During her married life, Cosens lived in Cambridge, latterly at 13 Millington Road. She was in practice as an architect in the town and additionally gave her profession as an art critic. Her reviews of books and exhibitions were published in the Architects' Journal; the architectural scholar Alan Powers comments that these reveal her to have been "well informed and critical about contemporary developments". Albert Hill describes her as an "energetic advocate of the Modern style". Her career as an architect was limited by two world wars, the demands of married life and her early death.

She died unexpectedly in Cambridge on 5 October 1945, aged 52. Her funeral was held at Cambridge Crematorium.

==Works==
Cosens designed Orchard Lawn, 23 Kings Road (1930). This has a traditional design, being an updated version of a Cambridgeshire cottage with a mansard roof; it includes an early example of a built-in garage and is designated a building of local interest.

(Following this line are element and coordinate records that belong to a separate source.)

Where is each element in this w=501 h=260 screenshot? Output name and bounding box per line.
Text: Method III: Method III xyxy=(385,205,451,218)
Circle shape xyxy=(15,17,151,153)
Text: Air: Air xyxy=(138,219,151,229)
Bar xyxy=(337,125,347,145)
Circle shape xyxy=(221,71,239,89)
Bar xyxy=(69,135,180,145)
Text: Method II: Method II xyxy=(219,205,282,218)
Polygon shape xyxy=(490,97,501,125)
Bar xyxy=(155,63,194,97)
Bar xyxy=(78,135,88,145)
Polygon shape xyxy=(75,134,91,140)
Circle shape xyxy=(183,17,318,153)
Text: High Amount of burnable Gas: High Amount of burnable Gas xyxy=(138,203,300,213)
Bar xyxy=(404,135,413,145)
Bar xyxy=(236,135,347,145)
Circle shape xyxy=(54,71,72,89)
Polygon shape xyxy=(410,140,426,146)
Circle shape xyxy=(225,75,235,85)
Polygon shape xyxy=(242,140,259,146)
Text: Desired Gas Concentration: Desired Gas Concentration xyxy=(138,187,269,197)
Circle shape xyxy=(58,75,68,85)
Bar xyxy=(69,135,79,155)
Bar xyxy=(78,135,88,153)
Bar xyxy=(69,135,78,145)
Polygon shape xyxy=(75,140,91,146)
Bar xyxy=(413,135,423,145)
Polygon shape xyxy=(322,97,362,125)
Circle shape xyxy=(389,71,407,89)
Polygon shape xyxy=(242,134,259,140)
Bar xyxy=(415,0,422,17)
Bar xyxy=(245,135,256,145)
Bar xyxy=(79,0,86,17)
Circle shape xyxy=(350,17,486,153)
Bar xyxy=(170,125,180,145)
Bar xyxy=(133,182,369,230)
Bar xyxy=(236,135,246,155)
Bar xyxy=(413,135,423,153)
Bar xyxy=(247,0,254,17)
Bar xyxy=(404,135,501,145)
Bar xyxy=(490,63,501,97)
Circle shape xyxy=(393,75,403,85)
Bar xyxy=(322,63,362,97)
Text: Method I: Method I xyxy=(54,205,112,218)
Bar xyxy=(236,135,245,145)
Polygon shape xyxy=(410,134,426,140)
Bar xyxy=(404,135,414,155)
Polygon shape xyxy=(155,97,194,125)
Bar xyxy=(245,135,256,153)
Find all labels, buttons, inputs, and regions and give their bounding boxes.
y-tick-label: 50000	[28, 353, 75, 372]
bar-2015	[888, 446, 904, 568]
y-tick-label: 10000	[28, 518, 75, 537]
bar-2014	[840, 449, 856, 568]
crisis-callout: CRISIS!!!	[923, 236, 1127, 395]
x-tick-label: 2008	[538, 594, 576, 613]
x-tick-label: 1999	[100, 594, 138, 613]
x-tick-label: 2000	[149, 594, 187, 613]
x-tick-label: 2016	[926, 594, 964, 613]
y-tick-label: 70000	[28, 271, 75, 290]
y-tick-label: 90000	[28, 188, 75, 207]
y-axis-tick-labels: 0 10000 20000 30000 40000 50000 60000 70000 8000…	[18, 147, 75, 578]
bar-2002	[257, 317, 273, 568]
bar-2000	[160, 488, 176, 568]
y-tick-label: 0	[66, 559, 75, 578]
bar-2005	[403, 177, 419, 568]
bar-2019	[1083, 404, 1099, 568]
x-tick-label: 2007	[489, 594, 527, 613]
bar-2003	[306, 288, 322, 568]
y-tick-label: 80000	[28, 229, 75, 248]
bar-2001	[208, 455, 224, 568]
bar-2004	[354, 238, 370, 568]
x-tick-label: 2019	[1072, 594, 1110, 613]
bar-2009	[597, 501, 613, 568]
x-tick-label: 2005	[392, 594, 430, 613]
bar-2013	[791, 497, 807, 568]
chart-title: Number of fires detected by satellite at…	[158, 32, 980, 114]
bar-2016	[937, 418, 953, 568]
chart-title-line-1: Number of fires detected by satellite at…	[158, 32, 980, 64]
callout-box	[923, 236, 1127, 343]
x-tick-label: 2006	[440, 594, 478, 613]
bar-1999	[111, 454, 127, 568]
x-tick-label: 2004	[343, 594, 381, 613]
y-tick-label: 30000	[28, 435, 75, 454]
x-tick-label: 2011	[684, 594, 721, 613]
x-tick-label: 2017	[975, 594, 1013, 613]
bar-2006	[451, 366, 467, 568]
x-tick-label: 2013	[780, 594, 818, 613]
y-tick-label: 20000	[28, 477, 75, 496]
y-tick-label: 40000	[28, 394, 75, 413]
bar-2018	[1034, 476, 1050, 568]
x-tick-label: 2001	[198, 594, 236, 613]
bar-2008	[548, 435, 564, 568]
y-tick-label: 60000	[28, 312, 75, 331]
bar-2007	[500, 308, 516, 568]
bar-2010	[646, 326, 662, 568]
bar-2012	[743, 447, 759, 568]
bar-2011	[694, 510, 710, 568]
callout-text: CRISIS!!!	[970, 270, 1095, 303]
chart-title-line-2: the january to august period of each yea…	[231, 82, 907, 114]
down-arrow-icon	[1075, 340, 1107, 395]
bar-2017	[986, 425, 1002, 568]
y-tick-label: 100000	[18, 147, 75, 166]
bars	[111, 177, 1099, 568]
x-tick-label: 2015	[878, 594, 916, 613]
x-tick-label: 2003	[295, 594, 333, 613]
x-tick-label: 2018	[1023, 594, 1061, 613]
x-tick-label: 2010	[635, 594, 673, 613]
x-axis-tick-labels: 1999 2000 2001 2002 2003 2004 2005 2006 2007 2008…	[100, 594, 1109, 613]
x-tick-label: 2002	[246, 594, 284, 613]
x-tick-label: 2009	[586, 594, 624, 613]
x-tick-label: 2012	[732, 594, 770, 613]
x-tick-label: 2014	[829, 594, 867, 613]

Her best-known work is 9 Wilberforce Road (1936–37), built for the zoologist William Homan Thorpe. One of twelve Modernist-style houses built in Cambridge before the Second World War, it is listed at grade II. The house is constructed in rendered or whitewashed brick on an atypical, almost-square plan, with two storeys. The flat concrete roof was designed for use as a roof terrace and features a prominent canopy. The main bedroom has a symmetrically placed balcony overlooking the garden, and the arrangement of windows creates interest by changing with the viewpoint. An important factor in the plan for the interior was to house Thorpe's piano. Unusually, the dining room and sitting room are placed at right angles. Powers describes it as an "assured design", noting the influence of Checkley's earlier houses on Conduit Head Road. The architectural historians Simon Bradley and Nikolaus Pevsner call it "rather heavily done". The estate agent Albert Hill includes it in a 2006 list of the ten best modern houses in Britain, describing it as having a "rigidly linear box-like appearance". The house was covered in the Architects' Journal in 1939.

Cosens at least drew up plans for alterations and extension to 13 Millington Road in 1936, for King's College. She was responsible for a small extension in 1944 to Willow House, a grade-II*-listed Modernist house on Conduit Head Road by Checkley (1932).